Given equation: $\frac{1}{y}-\frac{1}{x}=\frac{x^2}{y+1}$

We want to find $\frac{dy}{dx}$ defines y as an implicit function of x by use implicit differentiation. 

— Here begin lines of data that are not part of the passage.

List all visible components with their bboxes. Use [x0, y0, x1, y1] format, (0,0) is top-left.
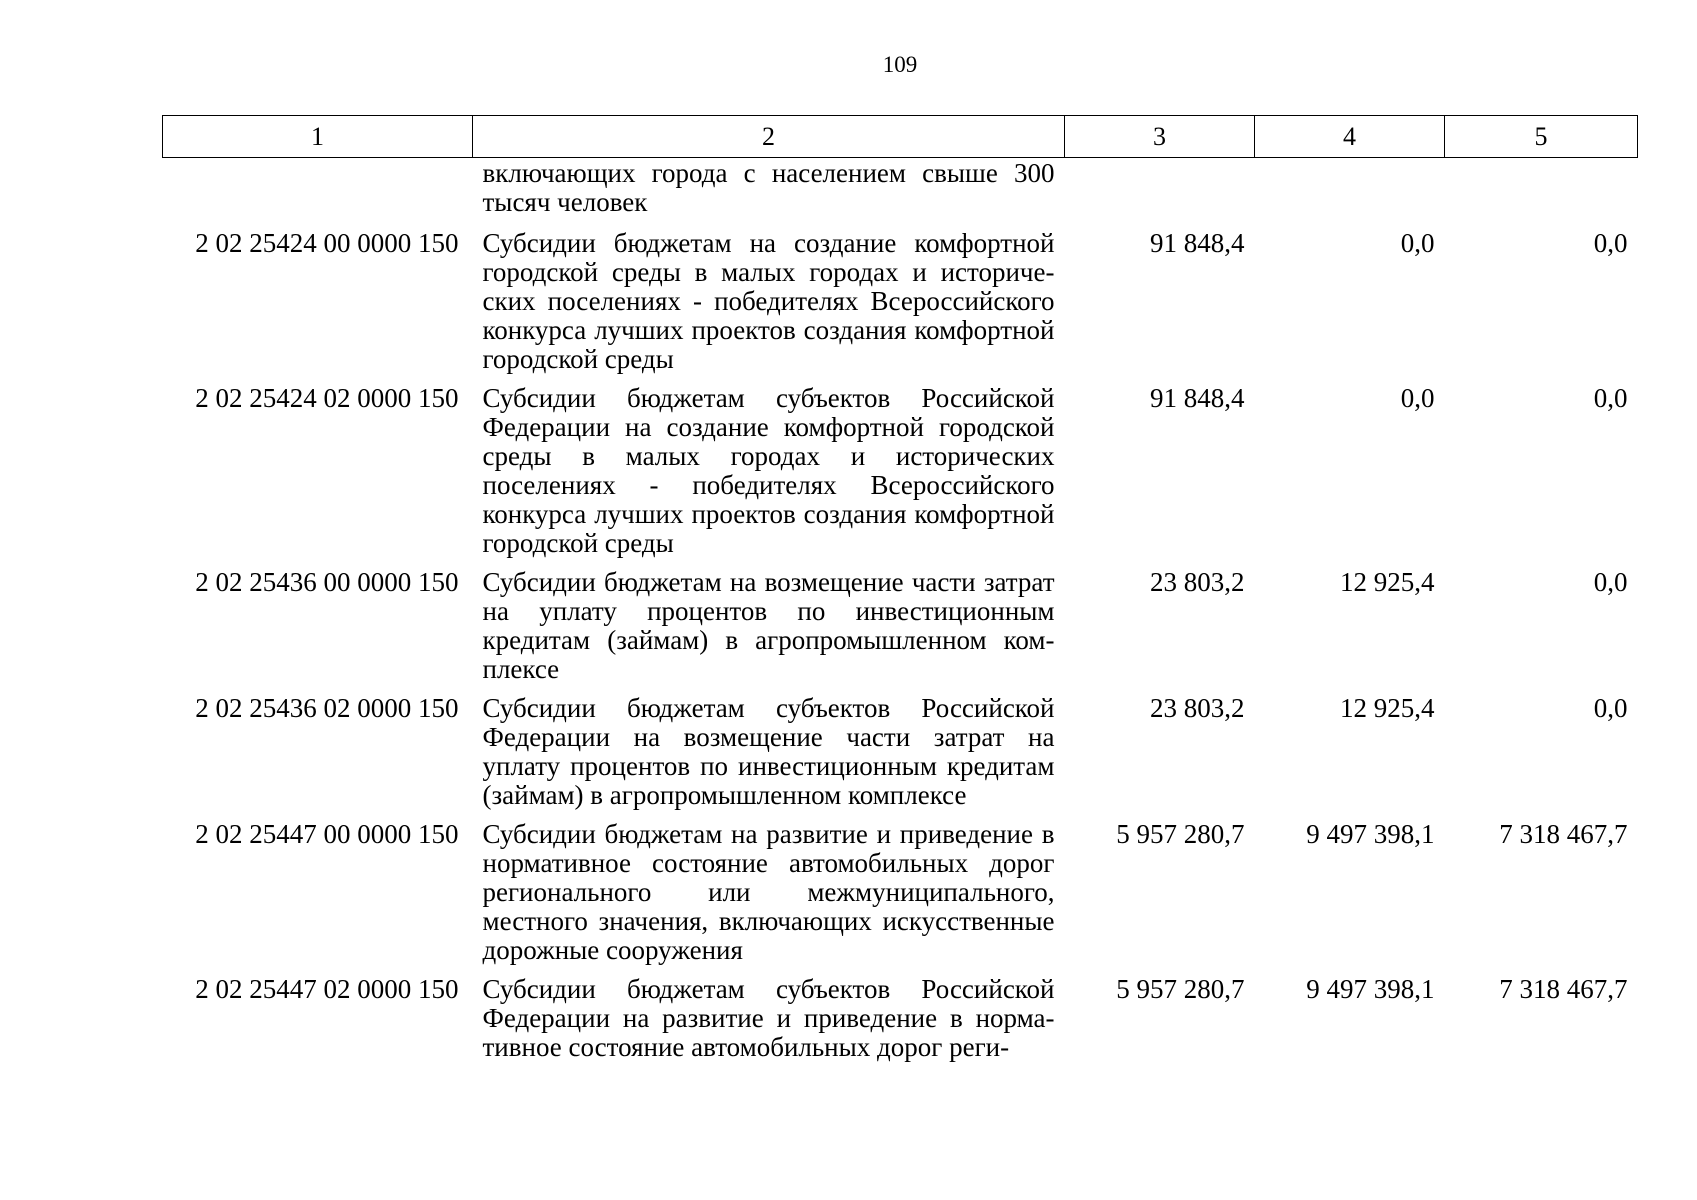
- amount-col5: 0,0: [1593, 693, 1628, 723]
- budget-code: 2 02 25436 02 0000 150: [195, 693, 459, 723]
- amount-col4: 9 497 398,1: [1306, 974, 1435, 1004]
- description: Субсидии бюджетам на возмещение части затрат на уплату процентов по инвестиционным кредитам (займам) в агропромышленном комплексе: [482, 567, 1055, 684]
- amount-col5: 7 318 467,7: [1499, 819, 1628, 849]
- amount-col3: 23 803,2: [1150, 693, 1245, 723]
- description: Субсидии бюджетам субъектов Российской Федерации на создание комфортной городской среды в малых городах и исторических поселениях - победителях Всероссийского конкурса лучших проектов создания комфортной городской среды: [482, 383, 1055, 558]
- amount-col5: 0,0: [1593, 567, 1628, 597]
- amount-col4: 0,0: [1400, 228, 1435, 258]
- table-row: [163, 229, 1638, 384]
- budget-code: 2 02 25424 02 0000 150: [195, 383, 459, 413]
- amount-col5: [1445, 158, 1638, 230]
- budget-code: 2 02 25436 00 0000 150: [195, 567, 459, 597]
- table-row: [163, 158, 1638, 230]
- table-row: [163, 975, 1638, 1072]
- amount-col4: [1255, 158, 1445, 230]
- table-row: [163, 568, 1638, 694]
- amount-col5: 0,0: [1593, 228, 1628, 258]
- description: Субсидии бюджетам на развитие и приведение в нормативное состояние автомобильных дорог регионального или межмуниципального, местного значения, включающих искусственные дорожные сооружения: [482, 819, 1055, 965]
- amount-col3: 91 848,4: [1150, 383, 1245, 413]
- amount-col4: 0,0: [1400, 383, 1435, 413]
- description: Субсидии бюджетам субъектов Российской Федерации на возмещение части затрат на уплату процентов по инвестиционным кредитам (займам) в агропромышленном комплексе: [482, 693, 1055, 810]
- column-header-2: 2: [473, 116, 1065, 158]
- page-number: 109: [882, 52, 918, 77]
- amount-col3: [1065, 158, 1255, 230]
- amount-col3: 23 803,2: [1150, 567, 1245, 597]
- column-header-5: 5: [1445, 116, 1638, 158]
- amount-col4: 12 925,4: [1340, 567, 1435, 597]
- table-row: [163, 384, 1638, 568]
- budget-code: [163, 158, 473, 230]
- amount-col4: 12 925,4: [1340, 693, 1435, 723]
- description: включающих города с населением свыше 300 тысяч человек: [482, 158, 1055, 217]
- description: Субсидии бюджетам субъектов Российской Федерации на развитие и приведение в нормативное состояние автомобильных дорог реги-: [482, 974, 1055, 1062]
- table-row: [163, 820, 1638, 975]
- table-header-row: [163, 116, 1638, 158]
- amount-col4: 9 497 398,1: [1306, 819, 1435, 849]
- column-header-3: 3: [1065, 116, 1255, 158]
- amount-col3: 5 957 280,7: [1116, 974, 1245, 1004]
- amount-col5: 0,0: [1593, 383, 1628, 413]
- amount-col5: 7 318 467,7: [1499, 974, 1628, 1004]
- budget-table: [162, 115, 1638, 1072]
- amount-col3: 91 848,4: [1150, 228, 1245, 258]
- description: Субсидии бюджетам на создание комфортной городской среды в малых городах и исторических поселениях - победителях Всероссийского конкурса лучших проектов создания комфортной городской среды: [482, 228, 1055, 374]
- budget-code: 2 02 25447 02 0000 150: [195, 974, 459, 1004]
- column-header-4: 4: [1255, 116, 1445, 158]
- budget-code: 2 02 25424 00 0000 150: [195, 228, 459, 258]
- budget-code: 2 02 25447 00 0000 150: [195, 819, 459, 849]
- column-header-1: 1: [163, 116, 473, 158]
- table-row: [163, 694, 1638, 820]
- amount-col3: 5 957 280,7: [1116, 819, 1245, 849]
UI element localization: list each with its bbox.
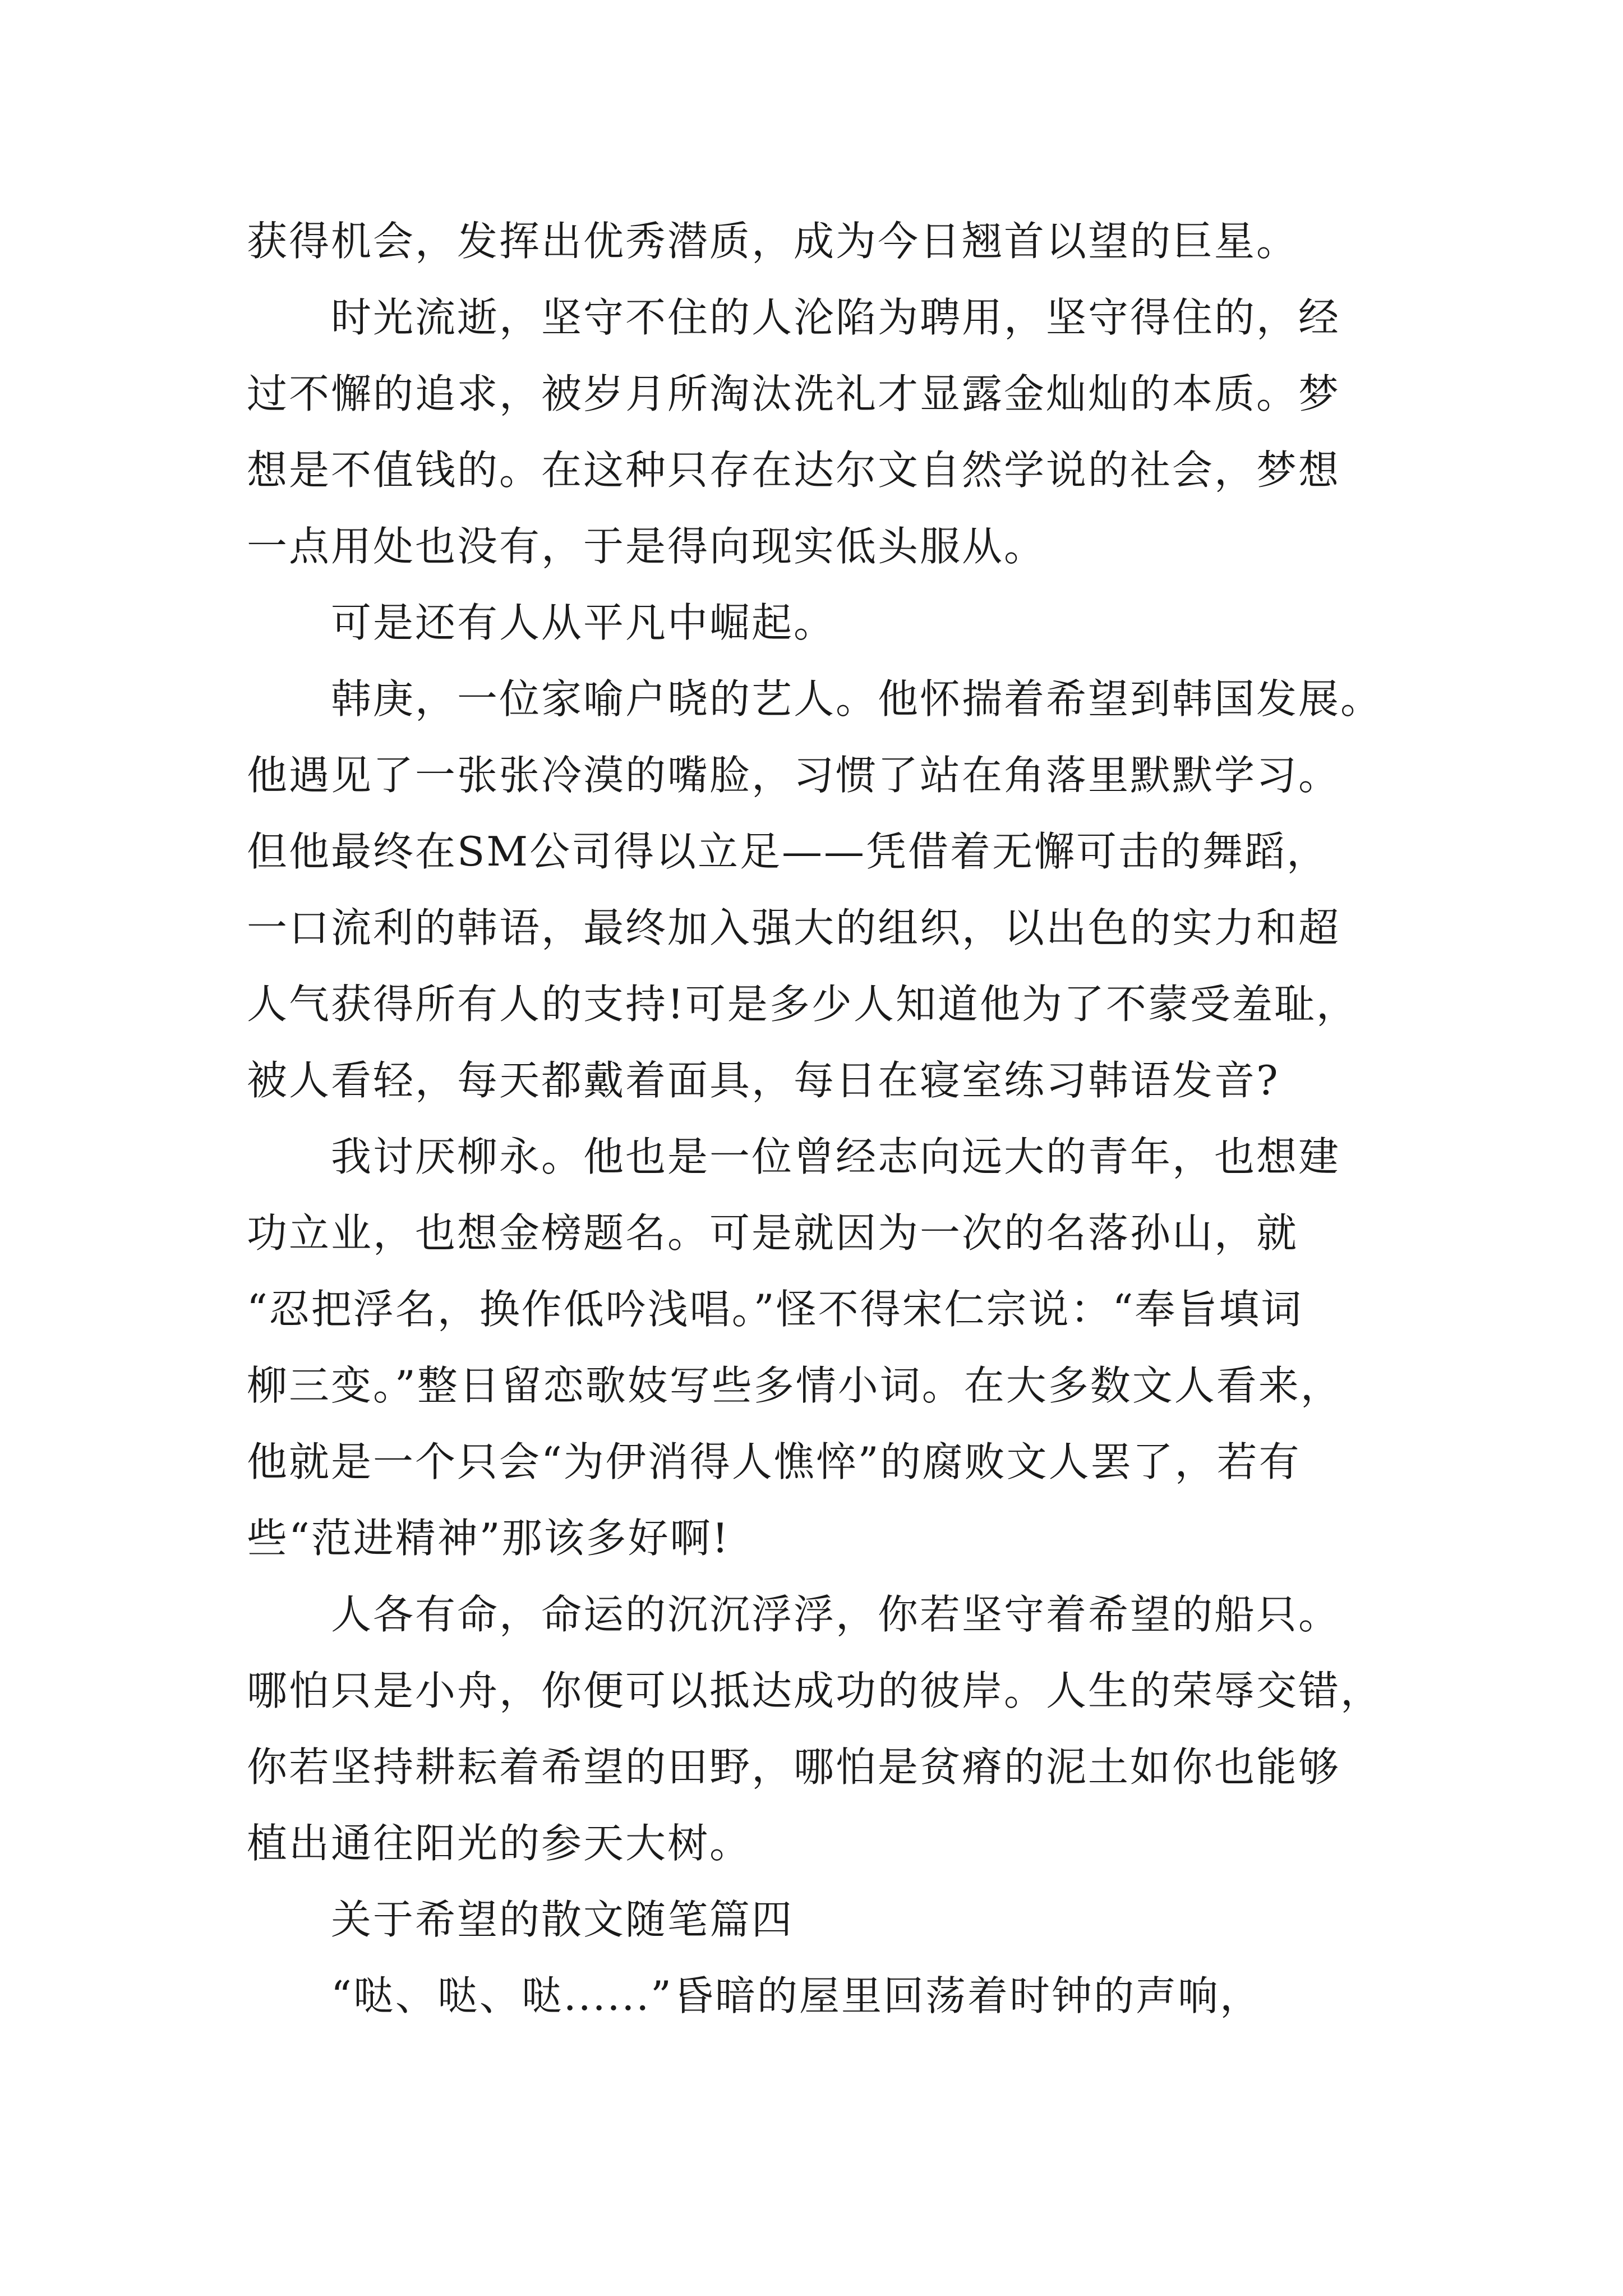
text-line: 植出通往阳光的参天大树。 — [247, 1820, 752, 1867]
text-line: 一口流利的韩语，最终加入强大的组织，以出色的实力和超 — [247, 904, 1341, 951]
text-line: 人各有命，命运的沉沉浮浮，你若坚守着希望的船只。 — [331, 1591, 1341, 1638]
text-line: 人气获得所有人的支持!可是多少人知道他为了不蒙受羞耻， — [247, 981, 1358, 1028]
text-line: 他遇见了一张张冷漠的嘴脸，习惯了站在角落里默默学习。 — [247, 752, 1341, 799]
text-line: 韩庚，一位家喻户晓的艺人。他怀揣着希望到韩国发展。 — [331, 675, 1383, 723]
text-line: 获得机会，发挥出优秀潜质，成为今日翘首以望的巨星。 — [247, 218, 1299, 265]
body-text — [247, 203, 1391, 2034]
text-line: “忍把浮名，换作低吟浅唱。”怪不得宋仁宗说：“奉旨填词 — [247, 1286, 1303, 1333]
text-line: 想是不值钱的。在这种只存在达尔文自然学说的社会，梦想 — [247, 447, 1341, 494]
section-heading: 关于希望的散文随笔篇四 — [331, 1896, 794, 1943]
text-line: 些“范进精神”那该多好啊! — [247, 1515, 730, 1562]
text-line: 被人看轻，每天都戴着面具，每日在寝室练习韩语发音? — [247, 1057, 1280, 1104]
text-line: “哒、哒、哒......”昏暗的屋里回荡着时钟的声响， — [331, 1972, 1262, 2019]
text-line: 他就是一个只会“为伊消得人憔悴”的腐败文人罢了，若有 — [247, 1438, 1301, 1485]
text-line: 时光流逝，坚守不住的人沦陷为聘用，坚守得住的，经 — [331, 294, 1341, 341]
text-line: 过不懈的追求，被岁月所淘汰洗礼才显露金灿灿的本质。梦 — [247, 370, 1341, 417]
text-line: 哪怕只是小舟，你便可以抵达成功的彼岸。人生的荣辱交错， — [247, 1667, 1383, 1714]
text-line: 但他最终在SM公司得以立足——凭借着无懈可击的舞蹈， — [247, 828, 1329, 875]
text-line: 我讨厌柳永。他也是一位曾经志向远大的青年，也想建 — [331, 1133, 1341, 1180]
text-line: 可是还有人从平凡中崛起。 — [331, 599, 836, 646]
text-line: 柳三变。”整日留恋歌妓写些多情小词。在大多数文人看来， — [247, 1362, 1343, 1409]
text-line: 一点用处也没有，于是得向现实低头服从。 — [247, 523, 1046, 570]
text-line: 功立业，也想金榜题名。可是就因为一次的名落孙山，就 — [247, 1209, 1299, 1257]
text-line: 你若坚持耕耘着希望的田野，哪怕是贫瘠的泥土如你也能够 — [247, 1743, 1341, 1791]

Differentiate both sides w.r.t. x 

$$\begin{gathered} \frac{d}{dx}\left(\frac{1}{y}-\frac{1}{x}\right)=\frac{d}{dx}\left(\frac{x^2}{y+1}\right) \\ \frac{d}{dx}\frac{1}{y}-\frac{d}{dx}\frac{1}{x}=\frac{d}{dx}{x}^2{(y+1)}^{-1} \\ U\sin g product and chain rule we get \\ \frac{1}{y^2}\frac{dy}{dx}+\frac{1}{x^2}=x^2\frac{d}{dx}{(y+1)}^{-1}+{(y+1)}^{-1}\frac{d}{dx}{x}^2 \\ \frac{1}{y^2}\frac{dy}{dx}+\frac{1}{x^2}=x^2·(-1{(y+1)}^{-2}\frac{dy}{dx})+{(y+1)}^{-1}·2x \\ \frac{1}{y^2}\frac{dy}{dx}+\frac{1}{x^2}=\frac{-x^2}{{(y+1)}^2}\frac{dy}{dx}+\frac{2x}{(y+1)} \\ \frac{1}{y^2}\frac{dy}{dx}+\frac{x^2}{{(y+1)}^2}\frac{dy}{dx}=\frac{2x}{(y+1)}-\frac{1}{x^2} \\ \left(\frac{1}{y^2}+\frac{x^2}{{(y+1)}^2}\right)\frac{dy}{dx}=\frac{2x}{(y+1)}-\frac{1}{x^2} \\ \left(\frac{{(y+1)}^2+x^2{y}^2}{{y^2(y+1)}^2}\right)\frac{dy}{dx}=\frac{2x^3-(y+1)}{x^2(y+1)} \\ \frac{dy}{dx}=\left(\frac{2x^3-(y+1)}{x^2(y+1)}\right)\left(\frac{{y^2(y+1)}^2}{{(y+1)}^2+x^2{y}^2}\right) \\ \frac{dy}{dx}=\frac{y^2(y+1)(2x^3-(y+1\left)\right)}{x^2({(y+1)}^2+x^2{y}^2)} \end{gathered}$$